The Syrian opposition runs the school. It leases space in the afternoon when the Lebanese students have left for the day. The kids stay at school long into the evening and go home after dark. With the help of refugee teachers, some of whom are refugee university students, they study the Syrian curriculum.

This school and the handful of others in Lebanon like it have been established to try to sustain the education of a whole generation of refugee Syrian children who are facing increasingly insurmountable difficulties in gaining access to any kind of schooling -- among the most fundamental of human rights.

The Syrian opposition is also hoping to keep as many children in school as possible for as long as possible. Something that is difficult, as most refugee families are forced to put their young people to work in their teens or even earlier to make enough money just to eat and live. For Syrian families, this is an especially difficult choice, as education is consider a high priority and had been an engine of real social mobility before the conflict. In pre-war Syria schooling was mandatory, and 100,000 Syrians would graduate every year and go onto study in local universities and abroad.

But once these young people leave school, they won't return. For Lebanon, and the other countries that have taken in refugees, the failure to educate Syrian children will create a vast underclass of angry, uneducated and poor adults, vulnerable to exploitation and radicalization. Even if the war in Syria ends soon, the lost generation of Syrian children won't have the basic skills like literacy needed to rebuild their country.

And while UN agencies and various NGOs have been working to create the opportunity for Syrian children to go to school, those efforts have been hampered by host governments who see refugee education as just one more reason for the refugees not to go home or as an effort to take jobs and resources away from their own needy populations.

Still, these "second shift" schools are a chance to reduce some of the the harm of a war -- now entering it's fourth year -- these children didn't start.
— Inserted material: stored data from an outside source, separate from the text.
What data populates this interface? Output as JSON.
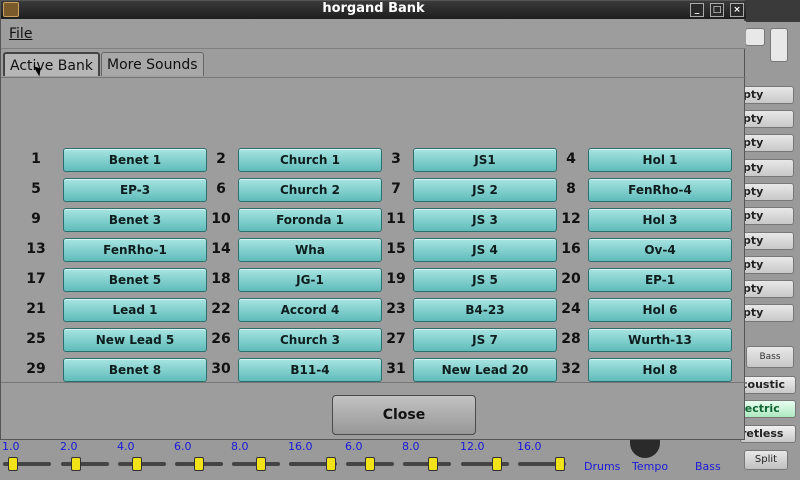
{
  "window": {
    "title": "horgand Bank",
    "min_label": "_",
    "max_label": "□",
    "close_label": "×"
  },
  "menu": {
    "file_label": "File"
  },
  "tabs": [
    {
      "label": "Active Bank",
      "active": true
    },
    {
      "label": "More Sounds",
      "active": false
    }
  ],
  "bank_slots": [
    {
      "num": "1",
      "name": "Benet 1"
    },
    {
      "num": "2",
      "name": "Church 1"
    },
    {
      "num": "3",
      "name": "JS1"
    },
    {
      "num": "4",
      "name": "Hol 1"
    },
    {
      "num": "5",
      "name": "EP-3"
    },
    {
      "num": "6",
      "name": "Church 2"
    },
    {
      "num": "7",
      "name": "JS 2"
    },
    {
      "num": "8",
      "name": "FenRho-4"
    },
    {
      "num": "9",
      "name": "Benet 3"
    },
    {
      "num": "10",
      "name": "Foronda 1"
    },
    {
      "num": "11",
      "name": "JS 3"
    },
    {
      "num": "12",
      "name": "Hol 3"
    },
    {
      "num": "13",
      "name": "FenRho-1"
    },
    {
      "num": "14",
      "name": "Wha"
    },
    {
      "num": "15",
      "name": "JS 4"
    },
    {
      "num": "16",
      "name": "Ov-4"
    },
    {
      "num": "17",
      "name": "Benet 5"
    },
    {
      "num": "18",
      "name": "JG-1"
    },
    {
      "num": "19",
      "name": "JS 5"
    },
    {
      "num": "20",
      "name": "EP-1"
    },
    {
      "num": "21",
      "name": "Lead 1"
    },
    {
      "num": "22",
      "name": "Accord 4"
    },
    {
      "num": "23",
      "name": "B4-23"
    },
    {
      "num": "24",
      "name": "Hol 6"
    },
    {
      "num": "25",
      "name": "New Lead 5"
    },
    {
      "num": "26",
      "name": "Church 3"
    },
    {
      "num": "27",
      "name": "JS 7"
    },
    {
      "num": "28",
      "name": "Wurth-13"
    },
    {
      "num": "29",
      "name": "Benet 8"
    },
    {
      "num": "30",
      "name": "B11-4"
    },
    {
      "num": "31",
      "name": "New Lead 20"
    },
    {
      "num": "32",
      "name": "Hol 8"
    }
  ],
  "close_button": {
    "label": "Close"
  },
  "background": {
    "side_buttons": [
      "pty",
      "pty",
      "pty",
      "pty",
      "pty",
      "pty",
      "pty",
      "pty",
      "pty",
      "pty"
    ],
    "bass_label": "Bass",
    "style_buttons": [
      {
        "label": "coustic",
        "selected": false
      },
      {
        "label": "lectric",
        "selected": true
      },
      {
        "label": "retless",
        "selected": false
      }
    ],
    "split_label": "Split",
    "fader_labels": [
      "1.0",
      "2.0",
      "4.0",
      "6.0",
      "8.0",
      "16.0",
      "6.0",
      "8.0",
      "12.0",
      "16.0"
    ],
    "knob_labels": {
      "drums": "Drums",
      "tempo": "Tempo",
      "bass": "Bass"
    }
  },
  "colors": {
    "bank_button": "#7fd0ce",
    "window_bg": "#9d9d9d",
    "titlebar": "#2a2a2a",
    "fader_label": "#1a1ad8",
    "fader_knob": "#f2e318"
  }
}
Walking through the classrooms, I spoke briefly to some of the children, mostly asking them where they are from and their age. When some told me that they are from neighborhoods like Baba Amro in Homs or Masaken Hanano in Aleppo that have been flattened by shelling and even primitive barrel bombs dropped from helicopters, I was reminded of how behind every one of those smiling faces was a story of great loss and a testament to international indifference.